En estos casos es cuando se hace tan esencial para el matrimonio una fuerte vida interior. Amar es hacerse capaz de grandes sufrimientos; las limitaciones humanas hacen ver claramente que el que mucho ama, sufrirá mucho. "No es el discípulo más que el Maestro". Cuando se sienta una dolorosa decepción respecto a otro, es bueno enfocar el reflector de la crítica sobre el propio yo y ver la actitud de nuestro corazón hacia el Señor. Algunas veces Dios permite que el amor o falta de amor de una parte por la otra haga brotar, si somos sinceros, una interrogación: " ¿Es así, tal vez, como trato yo a Dios?"

Para los que han descubierto que la única cosa que importa en esta vida - la única que puede darnos la verdadera felicidad- es amar y ser amado, la vida matrimonial puede ser una fuente de continuo e indecible sufrimiento, aún cuando por fuera parezca éxito. Lo que las mujeres pueden tener que sufrir de este modo es imposible de describir humanamente. Hay maridos que consideran a sus mujeres como amas de casa glorificadas o secretarias; como una adquisición social; un simple medio de placer y propia satisfacción; en fin, como cualquier cosa excepto lo que realmente son: una parte de su vida.



LO QUE DIOS HA UNIDO



Pocos hombres se dan cuenta de que la familia y la vida que comparten con su esposa, deberían ser el punto principal de su vida. Ellos tienen una "profesión", unas ambiciones y sienten que todo lo demás debe estarles subordinado.

Aunque la esposa de un hombre tiene un derecho primario a su atención, no tiene un derecho único. Él tiene también un deber para con sus padres y para la sociedad. Pero si está casado, no es libre. Debe dedicarse en primer lugar y generosamente, a su mujer y su familia. Es absolutamente equivocado, por ejemplo, con la excusa de un trabajo social o piadoso, salir casi todas las noches de casa. Hay buenos católicos que lo hacen. El caso es que están gastando algo que no es suyo, algo que están robando a la esposa para servir - eso creen- a Dios. Pero Dios no quiere tal servicio. Muchísimo mejor y más meritorio es para un hombre pasar la noche en casa con su mujer o llevársela a algún espectáculo cuya diversión puedan compartir. Así desarrolla y mantiene vivo el amor por su mujer, así atiende la vida en comunidad. En esas ocasiones encontrará a Cristo en su mujer y más íntimamente que en sus prójimos necesitados o incluso - nos atreveríamos a decir- que en una visita al santísimo Sacramento. Porque Cristo está presente y debe ser recibido dondequiera que se cumpla su voluntad. Y su voluntad es que aquellos a quienes Él ha unido no deben ser separados por ningún hombre.
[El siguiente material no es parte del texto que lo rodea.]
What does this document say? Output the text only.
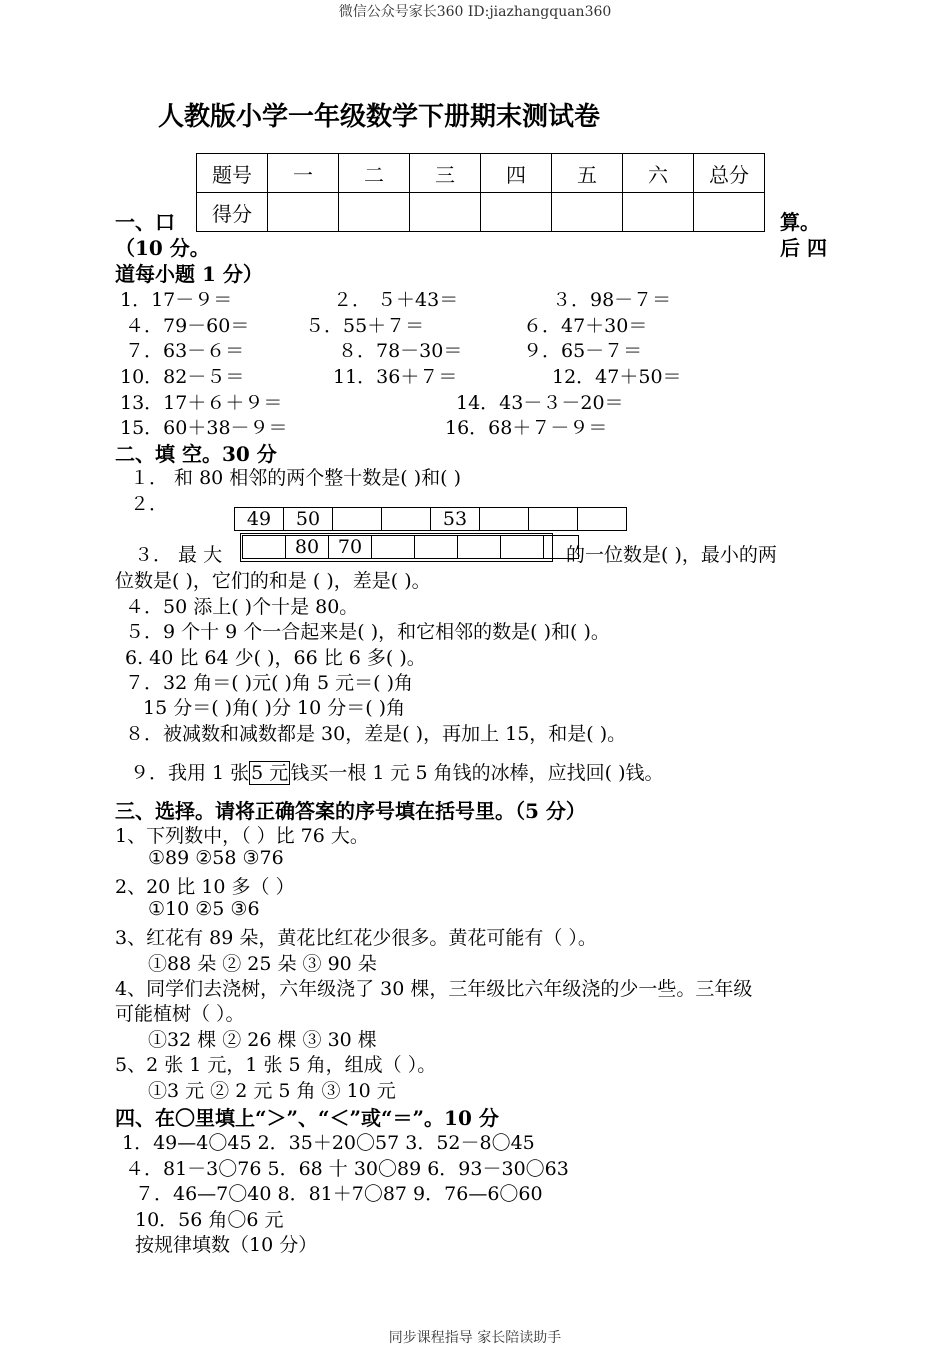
微信公众号家长360 ID:jiazhangquan360
人教版小学一年级数学下册期末测试卷
题号	一	二	三	四	五	六	总分
得分							
一、口	算。
（10 分。	后 四
道每小题 1 分）
1．17－９＝	２． ５＋43＝	３．98－７＝
４．79－60＝	５．55＋７＝	６．47＋30＝
７．63－６＝	８．78－30＝	９．65－７＝
10．82－５＝	11．36＋７＝	12．47＋50＝
13．17＋６＋９＝	14．43－３－20＝
15．60＋38－９＝	16．68＋７－９＝
二、填 空。30 分
１． 和 80 相邻的两个整十数是( )和( )
２．
49	50			53			
	80	70					
３． 最 大	的一位数是( )，最小的两
位数是( )，它们的和是 ( )，差是( )。
４．50 添上( )个十是 80。
５．9 个十 9 个一合起来是( )，和它相邻的数是( )和( )。
6. 40 比 64 少( )，66 比 6 多( )。
７．32 角＝( )元( )角 5 元＝( )角
15 分＝( )角( )分 10 分＝( )角
８．被减数和减数都是 30，差是( )，再加上 15，和是( )。
９．我用 1 张 5 元 钱买一根 1 元 5 角钱的冰棒，应找回( )钱。
三、选择。请将正确答案的序号填在括号里。（5 分）
1、下列数中，（ ）比 76 大。
①89 ②58 ③76
2、20 比 10 多（ ）
①10 ②5 ③6
3、红花有 89 朵，黄花比红花少很多。黄花可能有（ ）。
①88 朵 ② 25 朵 ③ 90 朵
4、同学们去浇树，六年级浇了 30 棵，三年级比六年级浇的少一些。三年级
可能植树（ ）。
①32 棵 ② 26 棵 ③ 30 棵
5、2 张 1 元，1 张 5 角，组成（ ）。
①3 元 ② 2 元 5 角 ③ 10 元
四、在〇里填上“＞”、“＜”或“＝”。10 分
1．49—4〇45 2．35＋20〇57 3．52－8〇45
４．81－3〇76 5．68 十 30〇89 6．93－30〇63
７．46—7〇40 8．81＋7〇87 9．76—6〇60
10．56 角〇6 元
按规律填数（10 分）
同步课程指导 家长陪读助手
No es siempre el marido quien fracasa al vivir ciertas normas. No toda mujer aporta al matrimonio un ideal suficientemente elevado de entrega y sacrificio. Y el fracaso por parte de la mujer tiene consecuencias más extensas para la familia.

Las dificultades de los que se aman pueden disminuir cuando conocen, más profundamente, la naturaleza de la unión matrimonial. Como un grupo de notas puede formar un acorde o una melodía mucho mayor que las notas en sí, un hombre y una mujer pueden formar una nueva y mayor unidad. Son ya una sola carne; son, en realidad, una unidad especial en el Cuerpo Místico de Cristo. Todo lo que hacen puede ser hecho, en un sentido real y verdadero, por Cristo.